# Myy new mare Comments?? xx



## horse97 (Jan 1, 2012)

15hh Conemara X
Sooo what do ye think of myy new baby girl comments?? xx


----------



## Derry girl (Nov 20, 2011)

Lovely, hard to beat the irish horses! my mare had similar daples on her neck and legs when i got her, shes pure white all over now, hard to keep clean but its worth it when they are  good luck with your new horse


----------



## horse97 (Jan 1, 2012)

haha!! thankyou x


----------



## MuStRiDe (Dec 14, 2011)

She beautiful! Congrats :smile:


----------



## Klassic Superstar (Nov 30, 2009)

Omg I love her! Congrats:wink:


----------



## horse97 (Jan 1, 2012)

Thanks guys im a happyy girlliee  xx


----------



## csimkunas6 (Apr 18, 2010)

Love her!!! Love that blue halter on her too!


----------



## Roperchick (Feb 1, 2010)

what a beaut. kinda took me by suprise. you see this nice little head, then the blanket, then BAM big ol stocky strong legs!


----------



## horse97 (Jan 1, 2012)

Thankyou guyys xx


----------



## Country Woman (Dec 14, 2011)

She is very beautiful mare


----------



## xxGallopxx (Dec 1, 2011)

All I can say is this: I forgot what a clean halter looks like!!! D: Cute horse too


----------



## horse97 (Jan 1, 2012)

Haha it won't be clean for long though and thanks guys!!  xx


----------



## DuffyDuck (Sep 27, 2011)

Lovely looking mare.. new you lived in England by the houses in the background as I scrolled through haha!

Love that colour on her too!! Congratulations!


----------



## Visibre (Jul 14, 2009)

She is amazing!
Love her colour <3


----------



## HorseLovinLady (Jul 18, 2011)

Very nice girl!!


----------



## itsmeaghan (Dec 30, 2011)

She is so pretty!

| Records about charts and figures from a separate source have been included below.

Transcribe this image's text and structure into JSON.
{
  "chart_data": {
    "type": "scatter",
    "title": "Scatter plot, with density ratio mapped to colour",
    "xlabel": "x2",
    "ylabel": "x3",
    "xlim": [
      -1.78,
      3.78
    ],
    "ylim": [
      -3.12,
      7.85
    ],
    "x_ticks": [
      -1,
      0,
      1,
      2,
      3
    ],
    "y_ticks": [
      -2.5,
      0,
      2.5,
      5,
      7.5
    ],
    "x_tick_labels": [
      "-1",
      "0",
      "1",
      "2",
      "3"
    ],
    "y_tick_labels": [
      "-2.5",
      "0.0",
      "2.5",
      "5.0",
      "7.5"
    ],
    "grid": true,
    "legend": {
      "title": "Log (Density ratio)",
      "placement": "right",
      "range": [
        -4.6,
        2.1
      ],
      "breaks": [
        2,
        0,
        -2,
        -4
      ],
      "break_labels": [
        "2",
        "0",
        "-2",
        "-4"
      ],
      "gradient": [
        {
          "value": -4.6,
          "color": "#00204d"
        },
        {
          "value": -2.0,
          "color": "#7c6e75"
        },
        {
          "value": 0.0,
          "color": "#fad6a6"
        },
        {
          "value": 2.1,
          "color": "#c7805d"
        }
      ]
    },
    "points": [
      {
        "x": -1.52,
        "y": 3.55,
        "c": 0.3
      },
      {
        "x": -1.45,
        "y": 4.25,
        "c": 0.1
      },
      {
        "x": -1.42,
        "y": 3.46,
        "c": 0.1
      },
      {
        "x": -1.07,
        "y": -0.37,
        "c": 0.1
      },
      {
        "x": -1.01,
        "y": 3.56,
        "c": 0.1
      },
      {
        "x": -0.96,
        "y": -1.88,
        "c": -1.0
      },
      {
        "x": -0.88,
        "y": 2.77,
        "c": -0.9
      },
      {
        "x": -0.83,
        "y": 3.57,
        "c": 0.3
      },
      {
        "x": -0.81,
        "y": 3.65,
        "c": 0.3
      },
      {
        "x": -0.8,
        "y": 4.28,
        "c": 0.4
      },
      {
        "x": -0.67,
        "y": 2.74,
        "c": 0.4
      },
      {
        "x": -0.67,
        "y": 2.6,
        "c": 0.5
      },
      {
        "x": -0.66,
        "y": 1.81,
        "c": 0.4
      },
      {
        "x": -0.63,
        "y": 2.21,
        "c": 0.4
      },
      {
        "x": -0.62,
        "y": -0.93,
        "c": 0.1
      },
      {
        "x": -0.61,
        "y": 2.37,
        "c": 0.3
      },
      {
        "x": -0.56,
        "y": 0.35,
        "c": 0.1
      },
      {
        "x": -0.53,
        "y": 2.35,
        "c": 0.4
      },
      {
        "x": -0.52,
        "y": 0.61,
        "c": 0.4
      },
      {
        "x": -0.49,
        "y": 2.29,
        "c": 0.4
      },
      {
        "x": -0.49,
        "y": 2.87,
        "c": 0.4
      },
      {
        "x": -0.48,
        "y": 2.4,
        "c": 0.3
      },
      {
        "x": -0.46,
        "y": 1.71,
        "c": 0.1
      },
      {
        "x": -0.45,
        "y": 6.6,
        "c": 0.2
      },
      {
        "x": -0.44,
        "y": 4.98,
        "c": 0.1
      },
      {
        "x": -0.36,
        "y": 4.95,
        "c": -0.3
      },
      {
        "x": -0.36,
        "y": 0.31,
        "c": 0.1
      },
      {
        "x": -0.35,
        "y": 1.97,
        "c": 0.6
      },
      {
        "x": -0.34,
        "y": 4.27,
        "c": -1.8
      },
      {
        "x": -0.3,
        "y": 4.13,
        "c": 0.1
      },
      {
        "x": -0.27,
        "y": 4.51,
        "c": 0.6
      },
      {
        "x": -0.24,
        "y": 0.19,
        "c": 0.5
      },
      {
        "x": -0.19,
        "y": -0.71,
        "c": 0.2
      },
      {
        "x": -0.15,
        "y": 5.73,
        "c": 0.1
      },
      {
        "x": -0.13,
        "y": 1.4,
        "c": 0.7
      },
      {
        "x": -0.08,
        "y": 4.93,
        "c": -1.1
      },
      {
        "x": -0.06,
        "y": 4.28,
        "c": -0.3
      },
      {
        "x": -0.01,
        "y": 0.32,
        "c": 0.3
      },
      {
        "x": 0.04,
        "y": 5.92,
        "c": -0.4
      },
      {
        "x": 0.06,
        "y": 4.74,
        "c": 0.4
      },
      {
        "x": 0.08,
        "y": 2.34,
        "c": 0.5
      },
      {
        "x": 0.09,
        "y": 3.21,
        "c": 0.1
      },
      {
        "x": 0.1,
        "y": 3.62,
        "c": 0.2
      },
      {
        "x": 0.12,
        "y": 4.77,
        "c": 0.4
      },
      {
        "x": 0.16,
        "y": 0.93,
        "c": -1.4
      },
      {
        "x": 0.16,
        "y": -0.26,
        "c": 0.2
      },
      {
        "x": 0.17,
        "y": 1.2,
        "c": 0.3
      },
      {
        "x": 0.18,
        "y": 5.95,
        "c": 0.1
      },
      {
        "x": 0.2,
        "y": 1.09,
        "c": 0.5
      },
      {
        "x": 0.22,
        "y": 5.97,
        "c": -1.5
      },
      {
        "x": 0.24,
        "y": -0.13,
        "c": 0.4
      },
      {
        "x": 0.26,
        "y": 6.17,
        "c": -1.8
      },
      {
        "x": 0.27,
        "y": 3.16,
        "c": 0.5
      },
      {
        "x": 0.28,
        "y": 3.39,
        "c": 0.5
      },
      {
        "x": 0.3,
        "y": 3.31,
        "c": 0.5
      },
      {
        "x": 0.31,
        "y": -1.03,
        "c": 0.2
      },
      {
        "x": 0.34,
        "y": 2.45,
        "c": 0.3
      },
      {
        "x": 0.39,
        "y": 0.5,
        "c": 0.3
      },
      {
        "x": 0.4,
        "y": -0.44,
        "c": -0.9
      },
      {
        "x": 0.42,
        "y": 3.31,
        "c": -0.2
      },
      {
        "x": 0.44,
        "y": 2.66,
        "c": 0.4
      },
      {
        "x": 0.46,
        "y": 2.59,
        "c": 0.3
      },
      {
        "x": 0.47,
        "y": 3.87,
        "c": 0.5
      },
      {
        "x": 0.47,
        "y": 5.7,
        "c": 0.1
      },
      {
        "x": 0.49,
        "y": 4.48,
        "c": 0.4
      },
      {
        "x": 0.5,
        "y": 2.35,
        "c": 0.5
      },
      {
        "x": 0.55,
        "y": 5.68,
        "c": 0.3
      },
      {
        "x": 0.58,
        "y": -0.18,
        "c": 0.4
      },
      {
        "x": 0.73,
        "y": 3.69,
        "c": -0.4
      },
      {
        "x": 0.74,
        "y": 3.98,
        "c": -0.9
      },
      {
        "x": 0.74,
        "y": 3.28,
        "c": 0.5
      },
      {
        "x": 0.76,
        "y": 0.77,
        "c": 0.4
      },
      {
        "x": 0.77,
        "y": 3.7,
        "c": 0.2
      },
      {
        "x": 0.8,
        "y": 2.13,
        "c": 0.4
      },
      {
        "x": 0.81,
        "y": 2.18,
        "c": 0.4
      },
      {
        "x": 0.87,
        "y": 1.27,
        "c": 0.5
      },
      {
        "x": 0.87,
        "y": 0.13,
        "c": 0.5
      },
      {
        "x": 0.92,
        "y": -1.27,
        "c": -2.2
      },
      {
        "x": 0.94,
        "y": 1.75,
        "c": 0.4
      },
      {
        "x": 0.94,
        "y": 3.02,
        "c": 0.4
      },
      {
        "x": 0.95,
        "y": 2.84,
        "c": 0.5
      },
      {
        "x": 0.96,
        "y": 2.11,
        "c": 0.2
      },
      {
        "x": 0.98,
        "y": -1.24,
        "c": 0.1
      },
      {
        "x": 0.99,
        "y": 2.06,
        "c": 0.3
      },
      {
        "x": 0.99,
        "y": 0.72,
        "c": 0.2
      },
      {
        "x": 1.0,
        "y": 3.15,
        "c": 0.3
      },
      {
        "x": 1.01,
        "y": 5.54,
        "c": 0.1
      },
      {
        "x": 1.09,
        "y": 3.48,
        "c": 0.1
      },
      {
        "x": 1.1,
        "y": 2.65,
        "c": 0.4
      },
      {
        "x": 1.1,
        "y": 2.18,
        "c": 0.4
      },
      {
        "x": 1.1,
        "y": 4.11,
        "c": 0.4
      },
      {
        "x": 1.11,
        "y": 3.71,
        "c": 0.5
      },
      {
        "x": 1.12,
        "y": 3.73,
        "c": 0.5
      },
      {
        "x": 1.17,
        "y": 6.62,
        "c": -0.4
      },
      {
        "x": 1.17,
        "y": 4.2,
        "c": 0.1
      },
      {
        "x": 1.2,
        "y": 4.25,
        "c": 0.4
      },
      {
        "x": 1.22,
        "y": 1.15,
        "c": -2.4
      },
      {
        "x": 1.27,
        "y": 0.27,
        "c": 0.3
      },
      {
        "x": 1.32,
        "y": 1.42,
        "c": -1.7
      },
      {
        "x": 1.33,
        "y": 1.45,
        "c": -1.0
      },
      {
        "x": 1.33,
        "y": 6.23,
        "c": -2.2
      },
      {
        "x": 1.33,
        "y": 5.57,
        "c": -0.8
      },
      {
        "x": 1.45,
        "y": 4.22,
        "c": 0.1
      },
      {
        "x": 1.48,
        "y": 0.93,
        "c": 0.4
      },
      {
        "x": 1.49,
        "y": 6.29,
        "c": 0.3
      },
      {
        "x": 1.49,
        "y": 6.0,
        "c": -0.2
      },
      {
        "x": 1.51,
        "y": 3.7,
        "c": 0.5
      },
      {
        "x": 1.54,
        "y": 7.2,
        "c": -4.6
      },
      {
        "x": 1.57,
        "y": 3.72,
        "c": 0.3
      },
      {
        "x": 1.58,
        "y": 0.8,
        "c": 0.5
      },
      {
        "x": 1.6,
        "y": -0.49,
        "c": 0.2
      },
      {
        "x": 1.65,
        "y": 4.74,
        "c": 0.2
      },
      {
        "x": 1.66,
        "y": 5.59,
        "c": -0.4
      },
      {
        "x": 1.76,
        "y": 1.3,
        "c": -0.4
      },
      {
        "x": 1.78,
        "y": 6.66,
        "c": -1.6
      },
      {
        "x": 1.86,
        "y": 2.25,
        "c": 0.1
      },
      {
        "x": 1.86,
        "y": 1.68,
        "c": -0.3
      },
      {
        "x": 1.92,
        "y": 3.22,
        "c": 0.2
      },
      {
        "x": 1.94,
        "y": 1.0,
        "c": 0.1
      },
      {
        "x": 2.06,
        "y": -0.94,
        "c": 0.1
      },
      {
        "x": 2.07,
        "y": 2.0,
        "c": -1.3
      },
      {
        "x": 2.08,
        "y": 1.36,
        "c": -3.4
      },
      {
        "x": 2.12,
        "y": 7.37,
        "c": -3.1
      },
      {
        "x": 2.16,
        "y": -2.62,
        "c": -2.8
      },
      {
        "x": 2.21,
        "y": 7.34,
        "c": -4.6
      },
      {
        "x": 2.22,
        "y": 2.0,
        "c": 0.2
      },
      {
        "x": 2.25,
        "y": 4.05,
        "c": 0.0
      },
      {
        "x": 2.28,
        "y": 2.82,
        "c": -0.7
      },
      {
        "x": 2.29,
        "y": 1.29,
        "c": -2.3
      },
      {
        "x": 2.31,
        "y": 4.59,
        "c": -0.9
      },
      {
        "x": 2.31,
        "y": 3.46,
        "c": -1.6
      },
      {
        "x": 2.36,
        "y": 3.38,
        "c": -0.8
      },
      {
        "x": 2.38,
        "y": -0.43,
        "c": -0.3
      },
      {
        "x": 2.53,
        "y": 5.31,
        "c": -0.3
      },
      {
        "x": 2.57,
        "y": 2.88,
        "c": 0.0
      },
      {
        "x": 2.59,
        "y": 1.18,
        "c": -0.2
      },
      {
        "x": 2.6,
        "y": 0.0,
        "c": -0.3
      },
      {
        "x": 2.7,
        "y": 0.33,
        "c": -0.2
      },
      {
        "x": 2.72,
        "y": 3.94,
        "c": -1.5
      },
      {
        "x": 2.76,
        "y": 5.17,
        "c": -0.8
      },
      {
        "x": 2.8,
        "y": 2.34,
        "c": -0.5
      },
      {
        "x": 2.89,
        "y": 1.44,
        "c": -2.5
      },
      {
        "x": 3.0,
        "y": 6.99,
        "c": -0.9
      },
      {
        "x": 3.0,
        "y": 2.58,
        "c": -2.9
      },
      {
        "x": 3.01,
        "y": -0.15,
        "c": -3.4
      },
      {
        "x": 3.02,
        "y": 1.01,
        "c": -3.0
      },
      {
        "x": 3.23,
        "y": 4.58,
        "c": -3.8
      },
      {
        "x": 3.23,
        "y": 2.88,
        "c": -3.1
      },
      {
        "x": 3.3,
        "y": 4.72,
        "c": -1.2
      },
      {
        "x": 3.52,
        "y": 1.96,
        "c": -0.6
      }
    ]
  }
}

Congrats!


----------



## PintoTess (Aug 18, 2010)

A word of advice?

Connemara crosses are the best! Your very lucky! Hold onto her


----------



## horse97 (Jan 1, 2012)

thanks guyss xxx


----------



## northumberlandcowgirl (Sep 11, 2011)

she is sooooo gorgeous congrats!

have you named her yet?


----------



## RedTree (Jan 20, 2010)

Surely you don't want such an ugly horse on your hands xD
Have the perfect soloution, send her over here 

Haha she is gorgeous, can I ask for more pics??


----------



## ILOVEHORSE (Jan 15, 2012)

OMG she is beautiful


----------



## horse97 (Jan 1, 2012)

Yeah,
her passport says shes called Beauty but her yard name is bluee 
and i will post more photos when i get some more good ones of her xx


----------



## maesseren (Jan 24, 2012)

Very pretty, blue doesn't do her justice at all mind, you need her in pink


----------



## Tianimalz (Jan 6, 2009)

Omgosh, she is just adorable!! I have the strongest urge to run out out to your pasture and give her a hug!! The blue is so cute on her too, I really like that shade.


----------



## VanillaBean (Oct 19, 2008)

She's beautiful! Congrats!


----------



## horse97 (Jan 1, 2012)

Yeah thanks guys!!! And cant have her in pink all the horses at our yard have all there things colour coded for if we go away, e.g one is pink, one is orange and one is red and navy and mine is blue so cant have her in pink xxx


----------



## inaclick (Jun 6, 2010)

lovely nice chiseled head and such kind eyes!


----------



## horse97 (Jan 1, 2012)

yeah thanks she just needs to learn to trust us but she is loverleyy xx


----------



## Zephyrgirl636 (Jan 25, 2012)

pretty!!


----------



## caseymyhorserocks (Apr 5, 2010)

Cute! I love your halter!


----------